Несколькими минутами позже санитары скорой помощи унесли на носилках Брону, но лицо ее было не покрыто. Шедший следом детектив Уард остановился, чтобы поговорить с ними.
— Она потеряла довольно много крови, но она жива, — сказал он. — Думаю, вы спасли ей жизнь, доктор Гейвин.
Нора хотела сказать ему, что все произошло вовсе не так — что это Брона спасла ее и чуть не принесла ради этого себя в жертву.
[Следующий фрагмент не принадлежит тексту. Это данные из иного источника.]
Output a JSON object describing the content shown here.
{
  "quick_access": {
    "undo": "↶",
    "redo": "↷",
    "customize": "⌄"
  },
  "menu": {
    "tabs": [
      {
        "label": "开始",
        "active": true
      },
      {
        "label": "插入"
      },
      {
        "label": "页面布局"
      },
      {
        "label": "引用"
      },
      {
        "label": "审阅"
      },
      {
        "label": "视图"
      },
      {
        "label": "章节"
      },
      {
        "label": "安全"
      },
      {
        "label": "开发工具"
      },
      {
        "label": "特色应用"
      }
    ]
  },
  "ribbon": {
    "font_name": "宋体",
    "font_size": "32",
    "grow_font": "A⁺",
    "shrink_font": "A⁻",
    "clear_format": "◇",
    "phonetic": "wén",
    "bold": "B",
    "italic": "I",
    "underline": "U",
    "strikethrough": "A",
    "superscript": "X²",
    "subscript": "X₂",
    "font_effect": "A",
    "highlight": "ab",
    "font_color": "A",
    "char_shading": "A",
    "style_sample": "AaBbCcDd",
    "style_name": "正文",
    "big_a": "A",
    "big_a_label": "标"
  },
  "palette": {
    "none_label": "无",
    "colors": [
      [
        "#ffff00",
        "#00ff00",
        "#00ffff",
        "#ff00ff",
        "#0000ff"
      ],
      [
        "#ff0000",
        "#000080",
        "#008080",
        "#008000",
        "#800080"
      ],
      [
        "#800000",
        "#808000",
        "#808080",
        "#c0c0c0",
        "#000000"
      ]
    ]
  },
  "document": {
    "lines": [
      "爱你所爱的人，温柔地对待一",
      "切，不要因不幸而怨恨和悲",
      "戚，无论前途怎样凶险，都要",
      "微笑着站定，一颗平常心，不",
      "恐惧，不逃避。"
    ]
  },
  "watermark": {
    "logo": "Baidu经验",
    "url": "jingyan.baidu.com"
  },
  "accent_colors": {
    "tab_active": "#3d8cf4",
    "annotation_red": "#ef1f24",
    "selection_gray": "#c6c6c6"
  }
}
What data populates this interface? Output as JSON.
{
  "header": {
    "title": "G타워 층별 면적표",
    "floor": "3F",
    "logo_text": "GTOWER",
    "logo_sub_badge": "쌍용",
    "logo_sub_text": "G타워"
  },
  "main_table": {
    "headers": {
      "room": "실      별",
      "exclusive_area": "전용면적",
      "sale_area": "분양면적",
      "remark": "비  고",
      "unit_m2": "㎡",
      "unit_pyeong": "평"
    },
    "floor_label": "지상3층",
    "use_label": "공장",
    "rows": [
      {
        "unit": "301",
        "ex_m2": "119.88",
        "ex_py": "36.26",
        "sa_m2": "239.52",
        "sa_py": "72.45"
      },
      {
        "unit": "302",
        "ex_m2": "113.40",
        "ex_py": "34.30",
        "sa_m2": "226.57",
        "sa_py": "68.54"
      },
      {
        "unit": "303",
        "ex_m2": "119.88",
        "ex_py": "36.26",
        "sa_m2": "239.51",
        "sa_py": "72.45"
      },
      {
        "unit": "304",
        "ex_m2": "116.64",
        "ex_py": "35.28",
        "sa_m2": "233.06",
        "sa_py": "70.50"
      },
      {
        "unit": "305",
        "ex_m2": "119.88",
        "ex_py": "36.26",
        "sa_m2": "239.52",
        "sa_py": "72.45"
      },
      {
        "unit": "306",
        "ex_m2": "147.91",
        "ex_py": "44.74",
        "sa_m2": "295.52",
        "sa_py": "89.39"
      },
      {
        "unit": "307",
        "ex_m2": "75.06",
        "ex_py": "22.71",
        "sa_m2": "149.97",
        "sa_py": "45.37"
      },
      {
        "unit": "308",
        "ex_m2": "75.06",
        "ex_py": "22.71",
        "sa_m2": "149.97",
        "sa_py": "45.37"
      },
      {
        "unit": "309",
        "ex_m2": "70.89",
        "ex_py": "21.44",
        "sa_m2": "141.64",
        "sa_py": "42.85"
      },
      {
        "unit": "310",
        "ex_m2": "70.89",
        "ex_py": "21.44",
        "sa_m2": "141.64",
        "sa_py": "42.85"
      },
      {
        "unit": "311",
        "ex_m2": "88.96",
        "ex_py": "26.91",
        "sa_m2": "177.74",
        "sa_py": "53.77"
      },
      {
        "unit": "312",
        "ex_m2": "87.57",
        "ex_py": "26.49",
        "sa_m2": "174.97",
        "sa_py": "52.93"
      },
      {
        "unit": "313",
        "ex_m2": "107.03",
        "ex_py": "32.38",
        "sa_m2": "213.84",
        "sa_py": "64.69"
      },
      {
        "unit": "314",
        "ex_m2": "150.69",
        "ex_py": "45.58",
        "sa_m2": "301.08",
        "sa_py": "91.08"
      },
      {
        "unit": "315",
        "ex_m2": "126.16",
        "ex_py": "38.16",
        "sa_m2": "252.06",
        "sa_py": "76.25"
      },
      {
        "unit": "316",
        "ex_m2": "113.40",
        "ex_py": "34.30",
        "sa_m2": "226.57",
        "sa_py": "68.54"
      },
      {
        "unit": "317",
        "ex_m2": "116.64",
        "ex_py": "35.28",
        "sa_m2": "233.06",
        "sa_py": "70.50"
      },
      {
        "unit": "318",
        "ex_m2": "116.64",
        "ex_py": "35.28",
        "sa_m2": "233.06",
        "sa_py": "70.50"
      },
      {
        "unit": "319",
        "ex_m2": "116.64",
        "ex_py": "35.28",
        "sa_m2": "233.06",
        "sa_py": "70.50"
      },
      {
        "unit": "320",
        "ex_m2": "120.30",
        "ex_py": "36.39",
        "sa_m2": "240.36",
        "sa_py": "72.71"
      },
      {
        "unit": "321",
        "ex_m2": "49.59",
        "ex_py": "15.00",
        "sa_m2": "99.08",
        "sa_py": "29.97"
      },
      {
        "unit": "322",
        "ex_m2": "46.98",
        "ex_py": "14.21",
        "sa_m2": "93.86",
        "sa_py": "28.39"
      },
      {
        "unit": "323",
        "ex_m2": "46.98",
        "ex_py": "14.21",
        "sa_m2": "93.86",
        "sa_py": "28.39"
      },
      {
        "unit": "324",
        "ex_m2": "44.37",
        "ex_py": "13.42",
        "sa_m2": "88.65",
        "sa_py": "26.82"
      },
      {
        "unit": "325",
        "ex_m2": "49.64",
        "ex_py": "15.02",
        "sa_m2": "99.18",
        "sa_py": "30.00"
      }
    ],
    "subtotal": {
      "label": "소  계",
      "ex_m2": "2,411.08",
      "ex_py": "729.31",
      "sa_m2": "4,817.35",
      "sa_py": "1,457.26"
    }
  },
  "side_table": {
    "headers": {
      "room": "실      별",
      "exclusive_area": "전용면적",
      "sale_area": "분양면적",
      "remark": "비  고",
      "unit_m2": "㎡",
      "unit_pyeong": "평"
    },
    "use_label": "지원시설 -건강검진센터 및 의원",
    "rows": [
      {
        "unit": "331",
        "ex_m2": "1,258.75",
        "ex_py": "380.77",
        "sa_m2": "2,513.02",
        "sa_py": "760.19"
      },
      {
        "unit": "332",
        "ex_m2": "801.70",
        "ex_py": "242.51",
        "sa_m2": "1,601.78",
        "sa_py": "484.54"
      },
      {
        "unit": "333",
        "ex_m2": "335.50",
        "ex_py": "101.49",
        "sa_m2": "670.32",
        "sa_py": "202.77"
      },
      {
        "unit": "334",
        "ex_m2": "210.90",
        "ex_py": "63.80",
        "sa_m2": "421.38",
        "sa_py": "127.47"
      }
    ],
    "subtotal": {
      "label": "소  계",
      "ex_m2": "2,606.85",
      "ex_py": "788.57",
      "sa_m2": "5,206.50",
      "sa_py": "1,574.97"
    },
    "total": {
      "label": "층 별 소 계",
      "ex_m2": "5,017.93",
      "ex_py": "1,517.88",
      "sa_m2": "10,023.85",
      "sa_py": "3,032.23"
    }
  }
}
Она потом ему расскажет. Уард повернулся, чтобы уйти, и Нора схватила его за рукав.
— Подождите… а что это был за взрыв? Кто-нибудь знает? Чарли сказал, что его дома больше нет.
— Это был дом Брейзилов. Похоже на взрыв газа. Больше я ничего не знаю, доктор Гейвин.
— А что произошло с Куиллом? Он признался в убийстве Урсулы и Рейчел, и я видела своими глазами, как он убил Доминика Брейзила.
— Да, мы все это знаем, доктор Гейвин. Мы знаем.
— Тогда что произошло с ним? Мы боролись, и он упал в воду. Он не ускользнул?
Глаза Уарда сузились.
— Вы на самом деле не знаете? — Она покачала головой.
Он положил ей руку на плечо и подвел ее к концу мостков. Сильный бриз обдувал озеро, поднимая рябь на воде. — Это озеро вероломно, как зыбучий песок. От борьбы становится только хуже.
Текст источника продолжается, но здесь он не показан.